In the latest installment of my reports form West Africa, I visit my first fishing communities and meet some big ugly molluscs…

 

 

 

 

 

 

 

 

 

 

For the past few days I’ve been paying my first visits to fishing communities here in the Gambia. I’ve met and chatted with my first fishermen; I’ve seen baskets of fish being pulled from the sea and balanced on the heads of young Ghanaian men who run up the beach to waiting traders, little kids following behind grabbing any stray fish that fall out; I’ve watched women preparing and smoking fish in dilapidated smoking houses that are more sky than roof; there have been piles of tiny baby sting rays and shovel nosed rays and the ugliest, fattest marine molluscs I’ve ever seen.

It’s been a fascinating and at times stinky introduction to West African fishing life (I’d forgotten how pungent fish can be). This is part of the world I’ve been hearing more and more about in recent years as European media and environmental campaigners have shone an increasingly sharp spotlight on industrial trawling taking place along the coast and the impacts it’s having on fish stocks and local livelihoods (have a read, for example, of John Vidal’s recent reporting for the Guardian from Senegal). While I’m in the region, I plan to spend time finding out more about the artisanal fisheries here and in particular the efforts that are underway in the Gambia to make things better.
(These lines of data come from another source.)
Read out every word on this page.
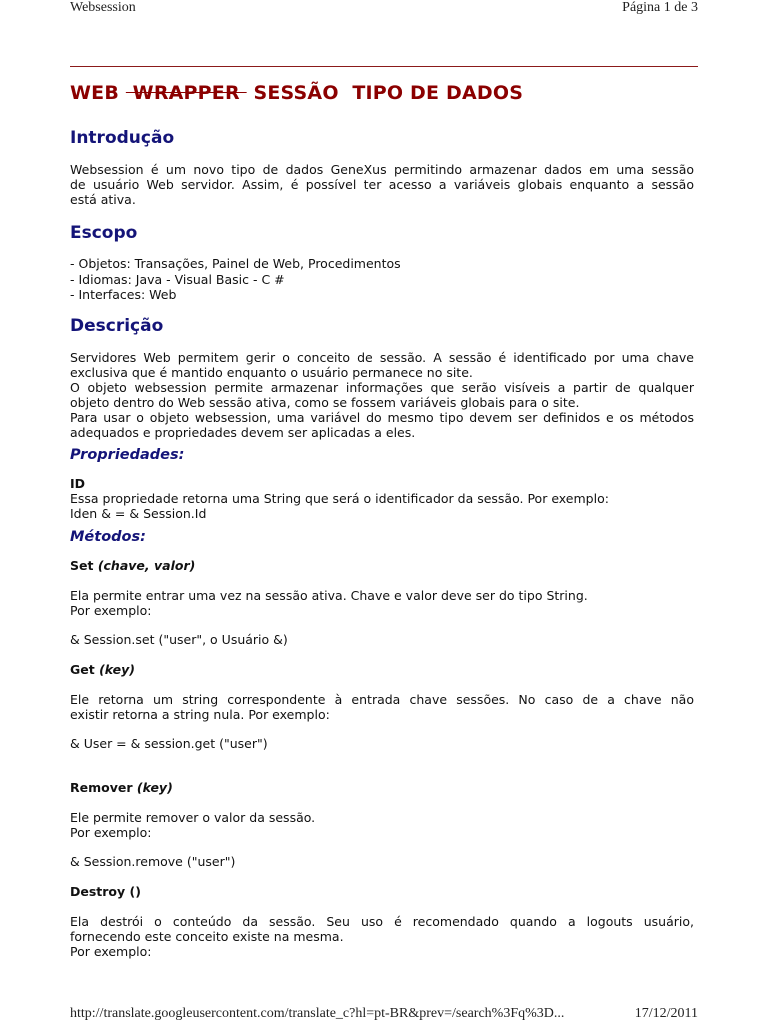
Websession	Página 1 de 3
WEB  WRAPPER  SESSÃO  TIPO DE DADOS
Introdução
Websession é um novo tipo de dados GeneXus permitindo armazenar dados em uma sessão
de usuário Web servidor. Assim, é possível ter acesso a variáveis globais enquanto a sessão
está ativa.
Escopo
- Objetos: Transações, Painel de Web, Procedimentos
- Idiomas: Java - Visual Basic - C #
- Interfaces: Web
Descrição
Servidores Web permitem gerir o conceito de sessão. A sessão é identificado por uma chave
exclusiva que é mantido enquanto o usuário permanece no site.
O objeto websession permite armazenar informações que serão visíveis a partir de qualquer
objeto dentro do Web sessão ativa, como se fossem variáveis globais para o site.
Para usar o objeto websession, uma variável do mesmo tipo devem ser definidos e os métodos
adequados e propriedades devem ser aplicadas a eles.
Propriedades:
ID
Essa propriedade retorna uma String que será o identificador da sessão. Por exemplo:
Iden & = & Session.Id
Métodos:
Set (chave, valor)
Ela permite entrar uma vez na sessão ativa. Chave e valor deve ser do tipo String.
Por exemplo:
& Session.set ("user", o Usuário &)
Get (key)
Ele retorna um string correspondente à entrada chave sessões. No caso de a chave não
existir retorna a string nula. Por exemplo:
& User = & session.get ("user")
Remover (key)
Ele permite remover o valor da sessão.
Por exemplo:
& Session.remove ("user")
Destroy ()
Ela destrói o conteúdo da sessão. Seu uso é recomendado quando a logouts usuário,
fornecendo este conceito existe na mesma.
Por exemplo:
http://translate.googleusercontent.com/translate_c?hl=pt-BR&prev=/search%3Fq%3D...	17/12/2011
At first glance, life in the fishing communities along the coast seems fairly tranquil. Iconic, colourful wooden painted boats are pulled up on the sand, flags flipping vigorously in the offshore breeze that’s keeping all of us cool. Discarded fishy scraps along the strandline make for seagull heaven. Closing my eyes, their perpetual squawking transports me immediately to a British seaside. Open them again and I’m back in the Gambia among tangles of fishnets, with groups of women sat in the shade sorting piles of fish, scraping off scales and pulling insides out, men mending nets, kids playing in the sand.

But it doesn’t take long for the first mention, unprompted by me, of the problem of trawlers. I’ve heard it said so many times, read so many reports, seen so many pictures. The governments take payments from foreign fishing fleets, including many from Europe, to enter their waters and take their fish. They are supposed to stay offshore, but they don’t – at night they switch off their lights and venture close to the coast, to the waters they know have more fish: spawning, young, abundant fish. While they’re there, they don’t only take illegal fish but they trawl through local fishermen’s nets.
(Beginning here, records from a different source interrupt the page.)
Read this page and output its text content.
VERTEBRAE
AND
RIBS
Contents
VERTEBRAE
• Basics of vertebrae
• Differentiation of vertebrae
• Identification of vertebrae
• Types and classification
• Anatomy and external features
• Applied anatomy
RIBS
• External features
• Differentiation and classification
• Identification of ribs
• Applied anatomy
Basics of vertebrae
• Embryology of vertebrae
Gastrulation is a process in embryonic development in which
Suddenly this story means a whole lot more to me the first time I hear it firsthand, from a fisherman who has lost his nets (him and twenty others the night before).

“No-one even knows how many fish we have to give away,”

he told me.

And there should be a heck of a lot of fish. These are some of the most productive seas on the planet, fed by nutrient-rich waters that get sucked up from the depths by the swirling winds of the Canary Current (they call this the Sahelian Upwelling Marine Ecoregion). But with the timeworn story of more fishermen – local and foreign – scrambling to exploit these rich waters, there are fewer and fewer fish to go round.